Even the subtlest reader couldn’t find more in Epic Proportions than director Jerry Zaks has found— half a dozen good jokes, and enough mild smile-provokers to keep you in your seat for 90 minutes without writhing. It ain’t much, but Zaks has dressed it up prettily: bright cartoon sets by David Gallo, brightly goofy costumes by William Ivey Long, and a few likable comic performers. If you think that’s worth Broadway prices, buy now.

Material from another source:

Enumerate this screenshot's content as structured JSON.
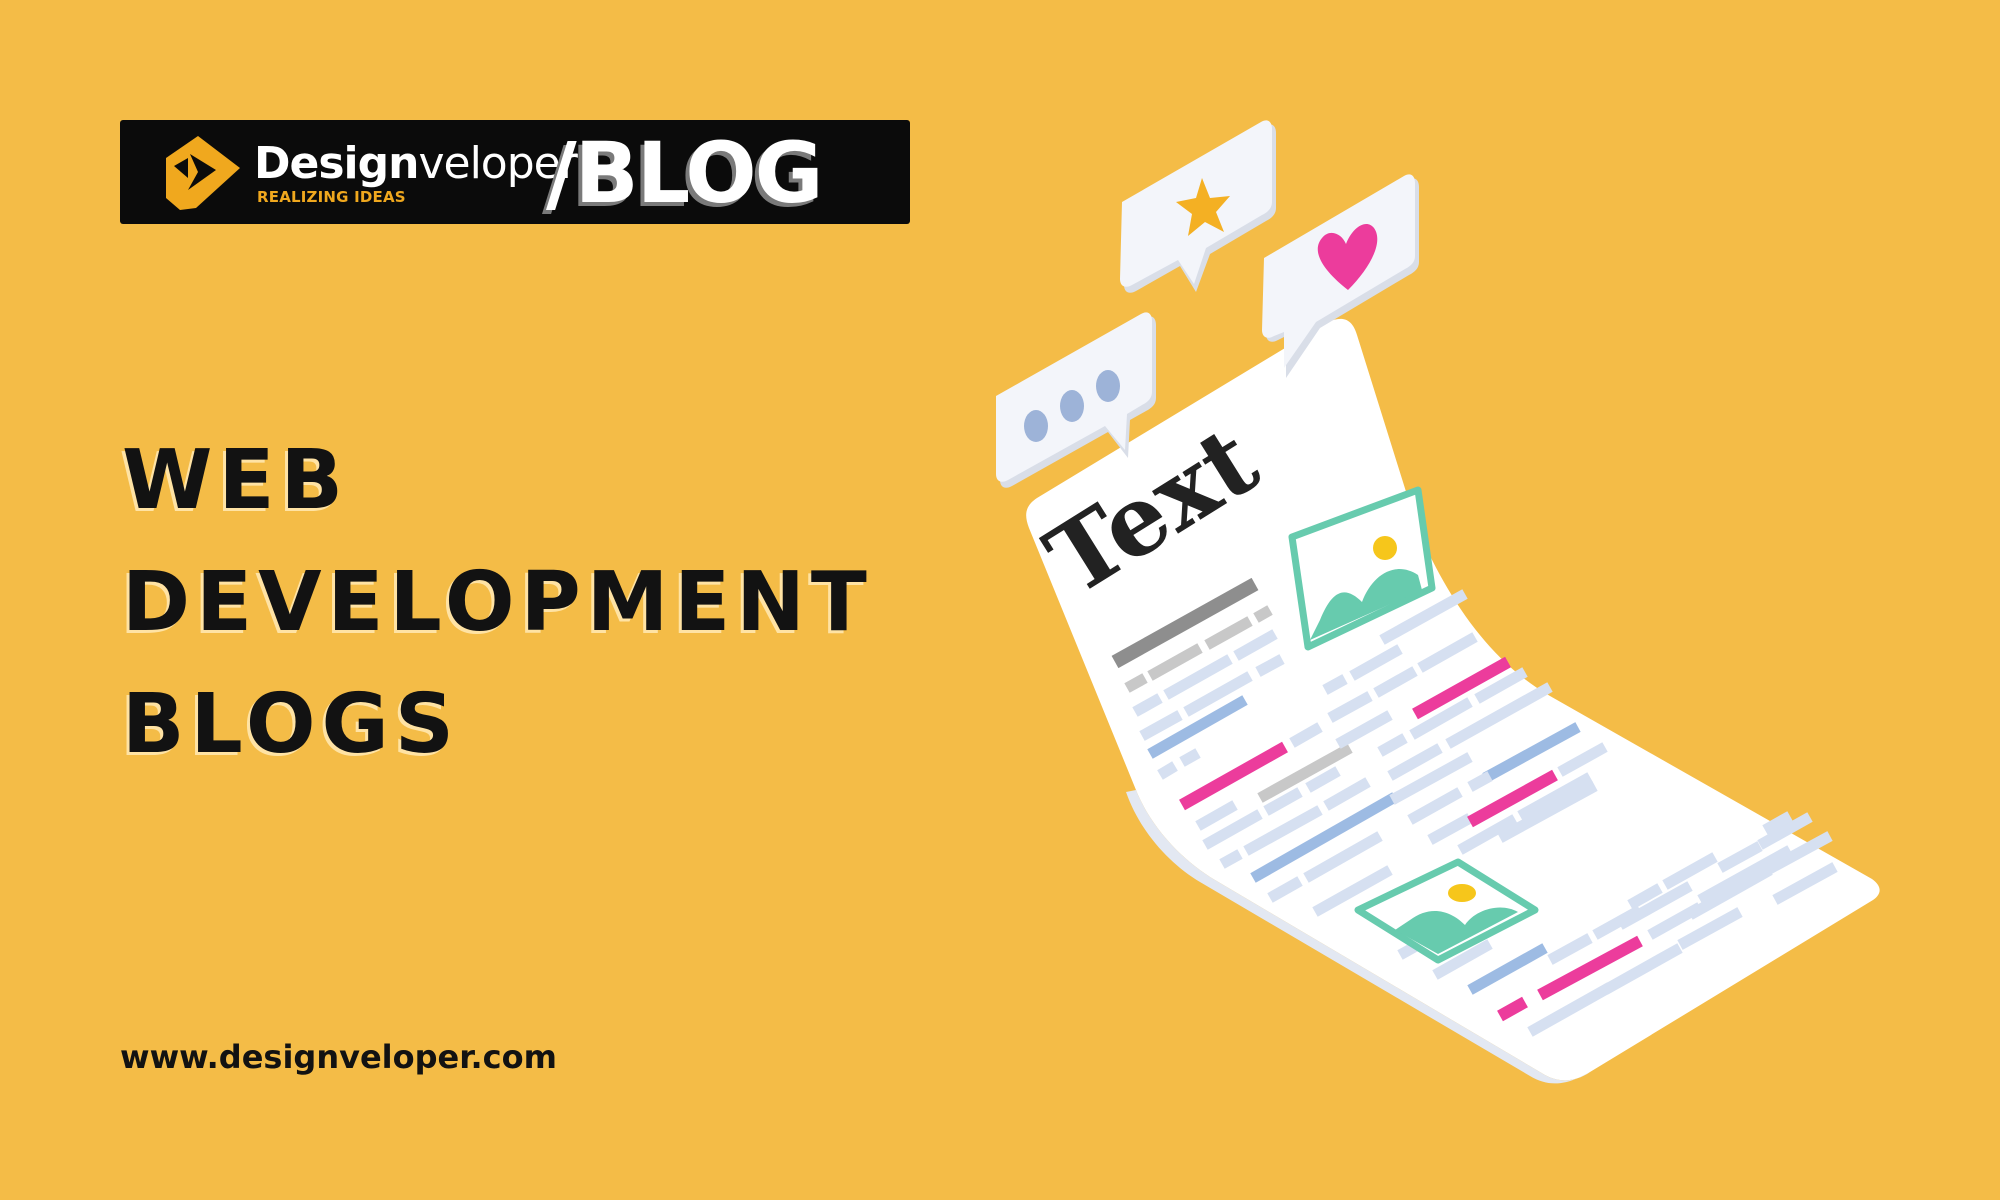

The basic joke, if you’re still interested, involves an interminable biblical epic taking an interminable time to film in the Arizona desert. The authors can’t decide whether it’s a satirist’s joke on moviemaking or a metaphysician’s joke in which the horrific things being filmed actually happen to the cast. Having no plot, they vacillate lamely between the two. In keeping with our Republican era’s reverence for money, this is the first American play about filmmaking to contain not one rude reference to producers, studios, or financial backers. In the cast, Alan Tudyk is mildly funny, Kristen Chenoweth is pleasant enough to make me wish people would stop overrating her, and Ruth Williamson, whose comedy in other hands has tended to be ragged and scattershot, delivers a crisp, neatly focused performance; I hope she keeps working with Zaks, preferably on plays that aren’t distended leftover Sid Caesar sketches. Just think, though: If Caesar’s mid-’50s movie spoofs had been 90 minutes long, television might have died in 1955, and this country might be civilized today.